At issue is the legality of the board of commissioners’ decision to reject Barron’s firing, with Burwell saying it does, but her predecessor, Patrise Perkins-Hooker, who retired in January, saying it doesn’t. In speaking about his resolution, Ellis said it wouldn’t change the board of commissioners’ vote to reject Barron’s firing but will put into record the group’s stance on that decision.

“It would just set in course a resolution to have us codify, by action by us or by the (state) Legislature, that these particular powers of the (elections board) would rest within and we would have no involvement with that,” he said. “… I recognized there may be differences of opinions on it. I am looking at this overwhelmingly.

“If we are going to exercise powers that usurp the (elections board) that we ultimately are engaging in action which basically ices that board, neuters them, renders them useless and really calls into question our elections.”

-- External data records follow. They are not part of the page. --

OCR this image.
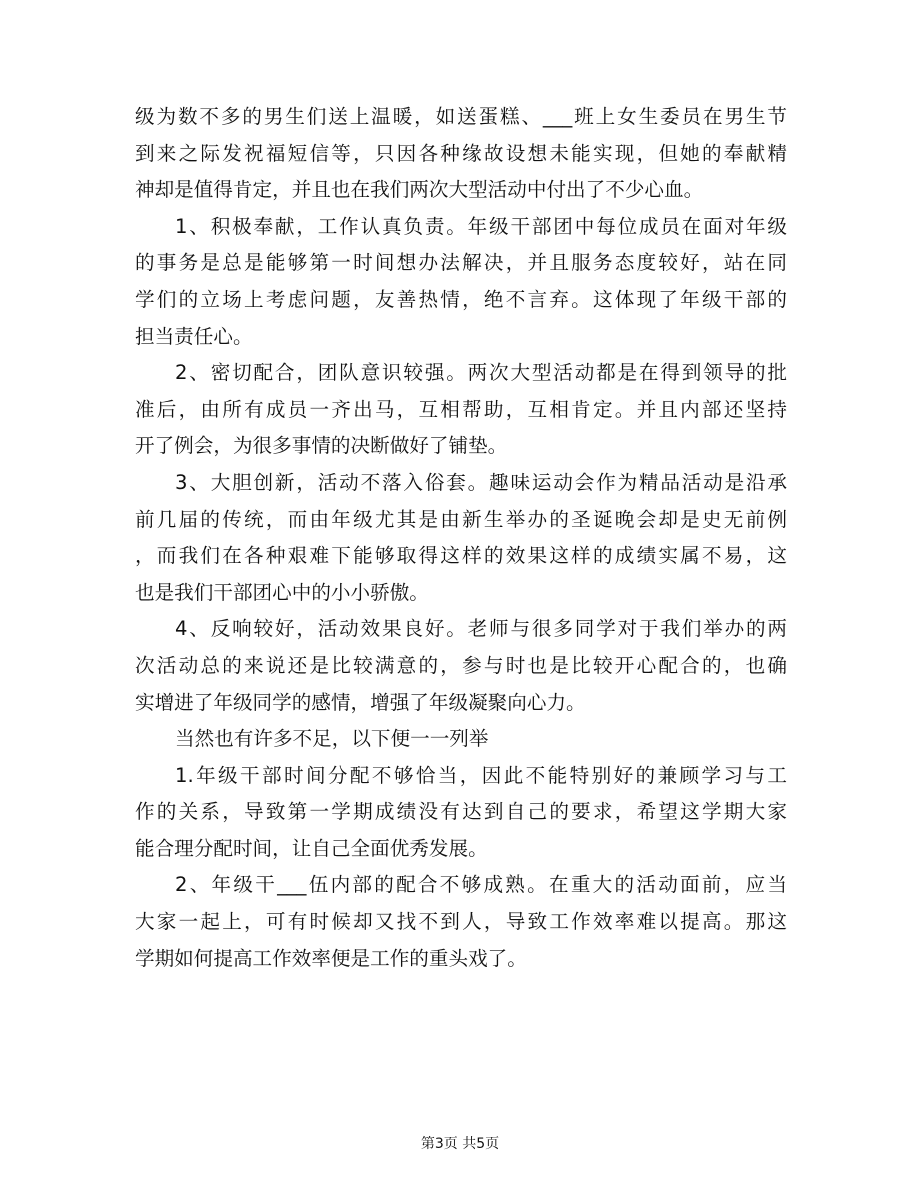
级为数不多的男生们送上温暖，如送蛋糕、___班上女生委员在男生节
到来之际发祝福短信等，只因各种缘故设想未能实现，但她的奉献精
神却是值得肯定，并且也在我们两次大型活动中付出了不少心血。
1、积极奉献，工作认真负责。年级干部团中每位成员在面对年级
的事务是总是能够第一时间想办法解决，并且服务态度较好，站在同
学们的立场上考虑问题，友善热情，绝不言弃。这体现了年级干部的
担当责任心。
2、密切配合，团队意识较强。两次大型活动都是在得到领导的批
准后，由所有成员一齐出马，互相帮助，互相肯定。并且内部还坚持
开了例会，为很多事情的决断做好了铺垫。
3、大胆创新，活动不落入俗套。趣味运动会作为精品活动是沿承
前几届的传统，而由年级尤其是由新生举办的圣诞晚会却是史无前例
，而我们在各种艰难下能够取得这样的效果这样的成绩实属不易，这
也是我们干部团心中的小小骄傲。
4、反响较好，活动效果良好。老师与很多同学对于我们举办的两
次活动总的来说还是比较满意的，参与时也是比较开心配合的，也确
实增进了年级同学的感情，增强了年级凝聚向心力。
当然也有许多不足，以下便一一列举
1.年级干部时间分配不够恰当，因此不能特别好的兼顾学习与工
作的关系，导致第一学期成绩没有达到自己的要求，希望这学期大家
能合理分配时间，让自己全面优秀发展。
2、年级干___伍内部的配合不够成熟。在重大的活动面前，应当
大家一起上，可有时候却又找不到人，导致工作效率难以提高。那这
学期如何提高工作效率便是工作的重头戏了。
第3页 共5页
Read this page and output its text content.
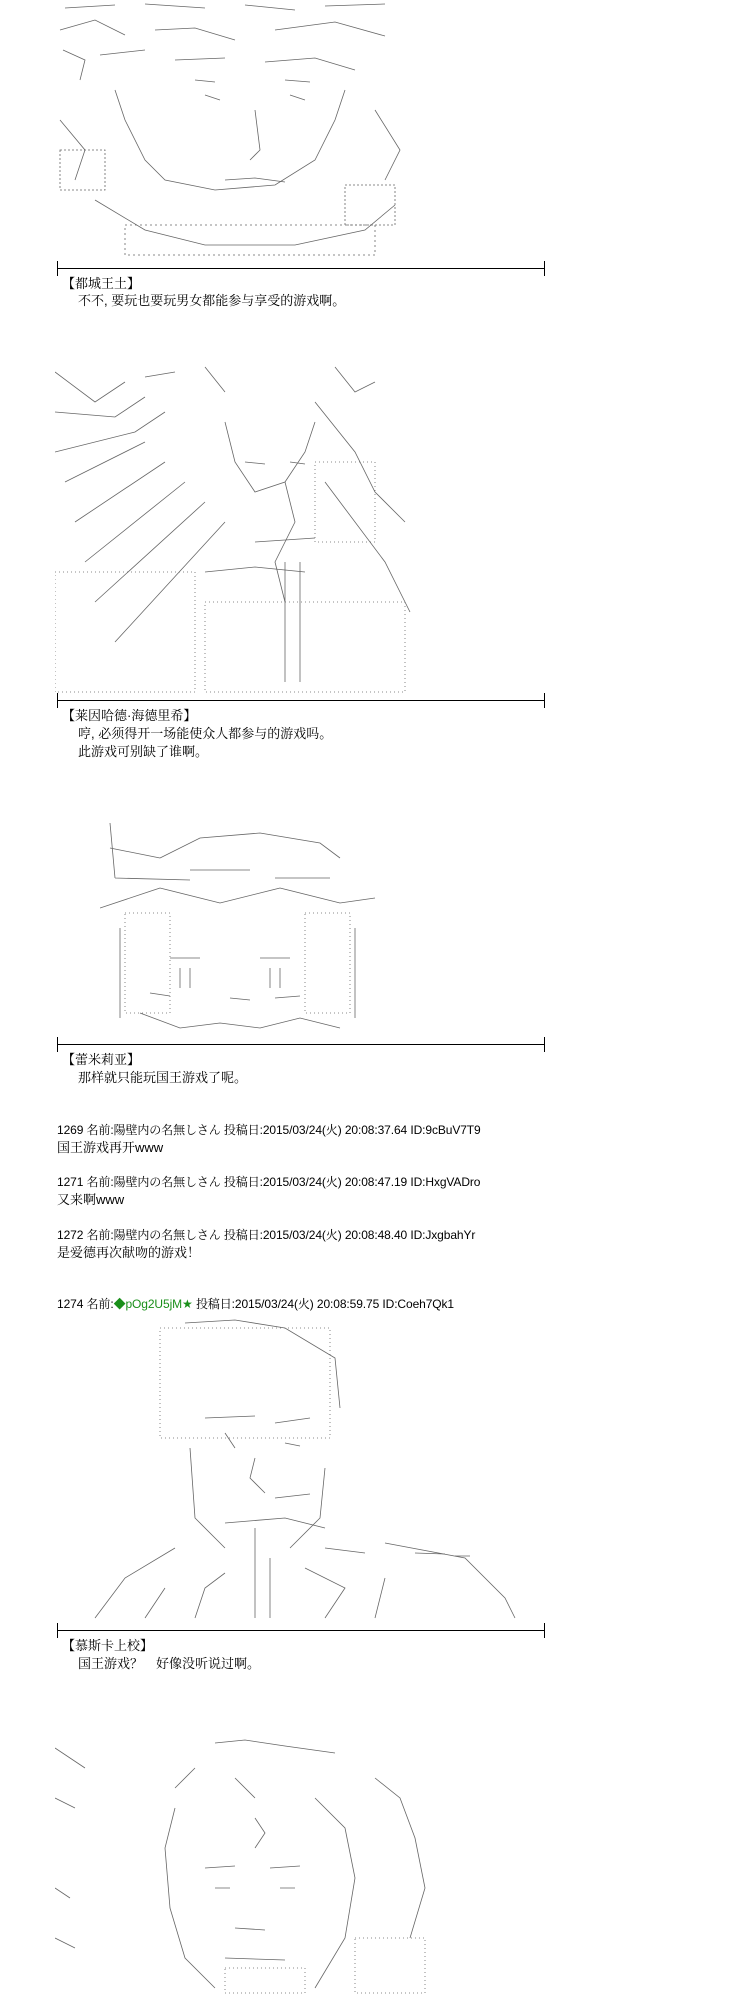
【都城王土】
不不, 要玩也要玩男女都能参与享受的游戏啊。
【莱因哈德·海德里希】
哼, 必须得开一场能使众人都参与的游戏吗。
此游戏可别缺了谁啊。
【蕾米莉亚】
那样就只能玩国王游戏了呢。
1269 名前:陽壁内の名無しさん 投稿日:2015/03/24(火) 20:08:37.64 ID:9cBuV7T9
国王游戏再开www
1271 名前:陽壁内の名無しさん 投稿日:2015/03/24(火) 20:08:47.19 ID:HxgVADro
又来啊www
1272 名前:陽壁内の名無しさん 投稿日:2015/03/24(火) 20:08:48.40 ID:JxgbahYr
是爱德再次献吻的游戏！
1274 名前:◆pOg2U5jM★ 投稿日:2015/03/24(火) 20:08:59.75 ID:Coeh7Qk1
【慕斯卡上校】
国王游戏？　好像没听说过啊。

In motioning to hold the two resolutions, Pitts said he believes it’s important to wait to vote until Burwell’s office presents to the board of commissioners a report on the legality of the issue and to clean up language regarding how the group stands on issues once it approves resolutions or ordinances in general.

“I think we need to be consistent on this,” he said. “Sometimes it says the board ‘ratifies (or) supports.’ I think we should get this report, all recognizing we should have consistent language.”

Residents voicing their opinion on the issue are also split. During the March 3 meeting’s public comment portion, 12 of the 37 individuals speaking said they were in favor of Barron’s firing being upheld, and 11 said they were against it. At the March 17 meeting, 24 residents spoke in favor of his termination and four opposed it.

“I support the board of elections and registration’s actions,” Thomas Bose of Alpharetta said. “No other county in the state allows this. Fulton should not either. It only makes Fulton County look corrupt. I urge you to strongly support the board of elections.”

Barron remains as the director, and the issue could eventually go before a judge or the state to be settled.